Journal of Clinical Oncology, Vol 10, 422-427, Copyright © 1992 by American Society of Clinical Oncology
Acquired von Willebrand disease in Wilms' tumor patients
MJ Coppes, SW Zandvoort, CR Sparling, AO Poon, S Weitzman and VS Blanchette
Department of Paediatrics, Hospital for Sick Children, Toronto, Canada.

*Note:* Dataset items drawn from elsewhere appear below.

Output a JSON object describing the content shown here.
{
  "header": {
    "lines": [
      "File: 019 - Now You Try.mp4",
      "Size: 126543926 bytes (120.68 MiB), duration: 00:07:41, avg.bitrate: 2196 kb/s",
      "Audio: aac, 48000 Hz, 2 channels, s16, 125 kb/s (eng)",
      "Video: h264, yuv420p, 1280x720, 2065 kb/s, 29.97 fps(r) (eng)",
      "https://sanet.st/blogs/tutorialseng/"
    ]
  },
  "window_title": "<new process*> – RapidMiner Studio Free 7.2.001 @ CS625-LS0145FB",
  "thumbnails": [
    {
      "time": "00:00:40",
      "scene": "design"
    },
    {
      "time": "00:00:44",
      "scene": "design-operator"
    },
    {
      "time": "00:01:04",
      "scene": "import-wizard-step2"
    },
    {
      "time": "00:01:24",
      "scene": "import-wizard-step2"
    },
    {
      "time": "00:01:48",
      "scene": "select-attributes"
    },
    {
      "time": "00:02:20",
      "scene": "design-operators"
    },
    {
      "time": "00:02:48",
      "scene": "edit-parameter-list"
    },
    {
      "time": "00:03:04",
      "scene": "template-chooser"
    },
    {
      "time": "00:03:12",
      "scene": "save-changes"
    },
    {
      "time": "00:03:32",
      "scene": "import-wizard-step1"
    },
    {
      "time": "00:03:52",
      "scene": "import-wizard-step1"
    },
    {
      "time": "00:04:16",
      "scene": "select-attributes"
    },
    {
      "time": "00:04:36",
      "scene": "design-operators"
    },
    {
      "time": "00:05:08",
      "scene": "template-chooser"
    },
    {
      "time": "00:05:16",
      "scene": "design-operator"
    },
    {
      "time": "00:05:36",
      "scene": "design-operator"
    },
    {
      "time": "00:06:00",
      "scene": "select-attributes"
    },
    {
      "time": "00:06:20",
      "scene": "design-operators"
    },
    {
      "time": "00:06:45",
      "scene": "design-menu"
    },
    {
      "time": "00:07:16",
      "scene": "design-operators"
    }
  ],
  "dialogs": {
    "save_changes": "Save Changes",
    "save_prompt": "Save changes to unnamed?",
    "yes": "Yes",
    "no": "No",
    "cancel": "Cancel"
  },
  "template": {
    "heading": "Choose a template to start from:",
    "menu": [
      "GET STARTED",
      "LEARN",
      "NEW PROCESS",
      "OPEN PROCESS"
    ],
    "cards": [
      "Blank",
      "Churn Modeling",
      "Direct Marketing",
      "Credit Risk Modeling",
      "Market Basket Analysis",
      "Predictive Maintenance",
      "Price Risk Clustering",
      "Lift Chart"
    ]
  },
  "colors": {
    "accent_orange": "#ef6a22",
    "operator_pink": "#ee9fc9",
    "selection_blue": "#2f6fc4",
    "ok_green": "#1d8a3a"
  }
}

PURPOSE: A prospective study was performed to determine the incidence of
acquired von Willebrand disease (vWD) in children with newly diagnosed
Wilms' tumor. PATIENTS AND METHODS: Fifty consecutive children with newly
diagnosed Wilms' tumor were evaluated. Detailed family and bleeding
histories were obtained in all cases. Laboratory evaluation included
measurement of the circulating platelet count, bleeding time (BT), factor
VIII (FVIII) and von Willebrand factor (vWF) levels, and ristocetin
cofactor (RCoF) activity. A vWF multimer analysis was obtained in all cases
in which vWD was suspected. RESULTS: Four of 50 (8%) consecutive children
with a diagnosis of Wilms' tumor were found to have acquired vWD.
Laboratory findings indicated type III vWD in two patients and type I vWD
in the other two. CONCLUSIONS: The incidence of acquired vWD in association
with Wilms' tumor merits further study through a large prospective trial.
Such a trial should include careful family and clinical bleeding histories
plus measurement of a platelet count, BT, coagulant FVIII and vWF levels,
RCoF activity, and vWF multimer analysis. The response to
1-desamino-8-D-arginine vasopressin (DDAVP) should be tested in all
patients with Wilms' tumor and acquired vWD, including patients with a type
III profile, before an invasive procedure is performed. Successful use of
DDAVP may avoid exposure of affected patients to blood products.